Can U.S. agency that brought us government cheese protect farmers from tariff fallout?

Iowa is an agricultural powerhouse, exporting products all over the world. That’s why many are concerned about a possible trade war with China.

A program that brought Americans government cheese four decades ago could get tapped to protect U.S. farmers if escalating tariff threats between the U.S. and China break out into a full-fledged trade war.

But U.S. lawmakers and experts question whether taxpayers would support spending billions of dollars through the Commodity Credit Corp. to purchase surplus food to support farmers.

“The best approach is not to get into a trade war to begin with, rather than figuring out how to spend billions of taxpayer dollars to bail out farmers,” said Ferd Hoefner, senior strategic adviser for the National Sustainable Agriculture Coalition, a Washington, D.C., group that represents several farm group.

“We shouldn’t get into a trade tit-for-tat that puts the American farmer at risk,” he said.

President Trump has promised to protect U.S. farmers from the backlash of an escalating trade dispute with China, directing U.S. Ag Secretary Perdue earlier this month to use “his broad authority to implement a plan to protect American farmers and agriculture.”

Perdue has been tight-lipped about how he proposes to help farmers, saying he doesn’t want to give “away our playbook” to China.

But the Commodity Credit Corp. likely will play a role.

Here’s why: The USDA agency, formed in 1933 at the height of the Great Depression, has broad authority to support farm prices and incomes.

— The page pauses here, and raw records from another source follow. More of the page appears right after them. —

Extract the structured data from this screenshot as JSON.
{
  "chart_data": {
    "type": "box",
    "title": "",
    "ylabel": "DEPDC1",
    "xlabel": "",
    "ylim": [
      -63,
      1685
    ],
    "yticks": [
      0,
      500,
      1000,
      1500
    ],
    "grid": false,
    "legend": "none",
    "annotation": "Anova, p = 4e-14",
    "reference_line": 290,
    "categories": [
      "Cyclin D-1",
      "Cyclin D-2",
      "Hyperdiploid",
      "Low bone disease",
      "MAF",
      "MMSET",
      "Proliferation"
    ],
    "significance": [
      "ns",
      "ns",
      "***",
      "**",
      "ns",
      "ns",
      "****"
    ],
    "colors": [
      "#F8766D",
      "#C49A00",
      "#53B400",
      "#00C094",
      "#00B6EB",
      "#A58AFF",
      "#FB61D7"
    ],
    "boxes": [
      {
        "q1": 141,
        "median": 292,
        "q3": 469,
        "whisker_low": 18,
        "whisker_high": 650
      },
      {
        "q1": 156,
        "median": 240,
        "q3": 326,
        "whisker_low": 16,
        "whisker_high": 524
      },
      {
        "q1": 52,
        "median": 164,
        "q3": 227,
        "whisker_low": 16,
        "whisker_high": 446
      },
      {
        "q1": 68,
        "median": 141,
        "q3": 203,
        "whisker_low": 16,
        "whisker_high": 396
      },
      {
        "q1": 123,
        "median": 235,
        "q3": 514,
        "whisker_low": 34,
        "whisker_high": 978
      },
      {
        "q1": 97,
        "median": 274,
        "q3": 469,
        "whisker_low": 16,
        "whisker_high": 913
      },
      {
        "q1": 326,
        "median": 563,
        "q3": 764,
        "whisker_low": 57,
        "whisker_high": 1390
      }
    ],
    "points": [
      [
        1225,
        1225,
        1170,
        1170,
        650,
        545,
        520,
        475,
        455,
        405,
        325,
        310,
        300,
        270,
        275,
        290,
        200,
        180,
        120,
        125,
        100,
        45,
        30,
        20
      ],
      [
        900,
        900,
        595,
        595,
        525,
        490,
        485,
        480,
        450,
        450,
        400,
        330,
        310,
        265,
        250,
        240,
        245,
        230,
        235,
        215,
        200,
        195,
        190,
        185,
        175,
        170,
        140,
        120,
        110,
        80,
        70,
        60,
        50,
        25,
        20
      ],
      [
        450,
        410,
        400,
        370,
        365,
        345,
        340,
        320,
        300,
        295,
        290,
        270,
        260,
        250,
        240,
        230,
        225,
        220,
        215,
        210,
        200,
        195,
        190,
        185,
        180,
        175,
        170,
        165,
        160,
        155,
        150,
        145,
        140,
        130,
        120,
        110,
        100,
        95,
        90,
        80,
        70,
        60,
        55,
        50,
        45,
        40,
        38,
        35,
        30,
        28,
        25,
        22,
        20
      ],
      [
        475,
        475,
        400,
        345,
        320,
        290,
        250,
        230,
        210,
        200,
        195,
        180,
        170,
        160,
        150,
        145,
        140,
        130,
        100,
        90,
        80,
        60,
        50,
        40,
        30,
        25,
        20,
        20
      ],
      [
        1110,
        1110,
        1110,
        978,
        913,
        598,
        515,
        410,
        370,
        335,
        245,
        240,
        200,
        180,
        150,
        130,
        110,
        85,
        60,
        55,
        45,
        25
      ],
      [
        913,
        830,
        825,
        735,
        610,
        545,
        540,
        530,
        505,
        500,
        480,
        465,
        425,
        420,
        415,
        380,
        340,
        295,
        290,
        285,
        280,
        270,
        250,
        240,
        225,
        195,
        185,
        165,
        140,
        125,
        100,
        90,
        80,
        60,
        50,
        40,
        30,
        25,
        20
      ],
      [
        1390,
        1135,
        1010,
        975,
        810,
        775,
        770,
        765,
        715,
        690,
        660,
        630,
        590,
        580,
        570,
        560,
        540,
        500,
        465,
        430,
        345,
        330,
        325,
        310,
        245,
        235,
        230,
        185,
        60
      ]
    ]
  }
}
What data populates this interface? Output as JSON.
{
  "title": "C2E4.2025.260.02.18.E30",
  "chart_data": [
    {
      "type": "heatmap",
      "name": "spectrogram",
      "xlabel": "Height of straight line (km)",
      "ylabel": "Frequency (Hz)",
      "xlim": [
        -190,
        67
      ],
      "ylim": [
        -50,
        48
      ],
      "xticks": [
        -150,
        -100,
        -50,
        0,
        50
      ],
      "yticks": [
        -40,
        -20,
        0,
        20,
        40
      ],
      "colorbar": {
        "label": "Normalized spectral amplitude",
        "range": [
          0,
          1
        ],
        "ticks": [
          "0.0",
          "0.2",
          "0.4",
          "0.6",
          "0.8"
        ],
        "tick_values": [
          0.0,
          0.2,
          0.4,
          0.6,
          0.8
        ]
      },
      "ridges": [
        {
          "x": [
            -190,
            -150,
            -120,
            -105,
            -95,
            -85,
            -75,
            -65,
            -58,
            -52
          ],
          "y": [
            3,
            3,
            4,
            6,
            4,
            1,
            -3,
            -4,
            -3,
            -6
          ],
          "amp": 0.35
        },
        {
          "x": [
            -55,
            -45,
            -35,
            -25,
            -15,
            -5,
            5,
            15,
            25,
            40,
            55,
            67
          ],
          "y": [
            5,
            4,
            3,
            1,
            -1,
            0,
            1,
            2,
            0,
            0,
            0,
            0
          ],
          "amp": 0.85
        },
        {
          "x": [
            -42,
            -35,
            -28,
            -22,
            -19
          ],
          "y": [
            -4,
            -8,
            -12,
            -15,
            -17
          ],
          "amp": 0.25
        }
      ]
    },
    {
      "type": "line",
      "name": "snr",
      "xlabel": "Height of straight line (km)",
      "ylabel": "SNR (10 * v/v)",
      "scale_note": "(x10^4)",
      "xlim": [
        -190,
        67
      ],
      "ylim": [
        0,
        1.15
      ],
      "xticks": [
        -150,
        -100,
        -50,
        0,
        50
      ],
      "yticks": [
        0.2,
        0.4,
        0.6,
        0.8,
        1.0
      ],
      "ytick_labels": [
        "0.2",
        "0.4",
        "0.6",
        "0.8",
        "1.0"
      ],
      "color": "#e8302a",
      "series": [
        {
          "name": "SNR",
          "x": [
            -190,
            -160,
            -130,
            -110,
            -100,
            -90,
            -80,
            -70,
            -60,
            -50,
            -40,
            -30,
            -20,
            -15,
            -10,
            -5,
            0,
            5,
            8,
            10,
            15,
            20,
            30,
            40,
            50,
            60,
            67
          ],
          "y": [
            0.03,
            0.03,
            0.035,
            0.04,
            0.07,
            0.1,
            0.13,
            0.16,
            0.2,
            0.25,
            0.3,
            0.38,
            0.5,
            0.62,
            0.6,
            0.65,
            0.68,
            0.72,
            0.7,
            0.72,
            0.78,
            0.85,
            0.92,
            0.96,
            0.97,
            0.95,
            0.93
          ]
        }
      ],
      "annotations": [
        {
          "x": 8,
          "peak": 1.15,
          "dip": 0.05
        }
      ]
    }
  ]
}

While it might be best known for giving millions of pounds of cheese to Americans during the 1980s and 1990s, the Commodity Credit Corp. also buys and donates surplus food supplies to schools, food banks and countries struggling with hunger, said Chad Hart, an Iowa State University economist.

The agency, a government-owned corporation with $30 billion in bonding authority, makes loans and provides direct payments to farmers when prices for corn, soybeans, wheat and other products are low.

‘If the government buys corn, what are they going to do with it?’

Soybeans and pork production, two areas in which Iowa is a national leader, would likely see some of the biggest hits with added Chinese tariffs.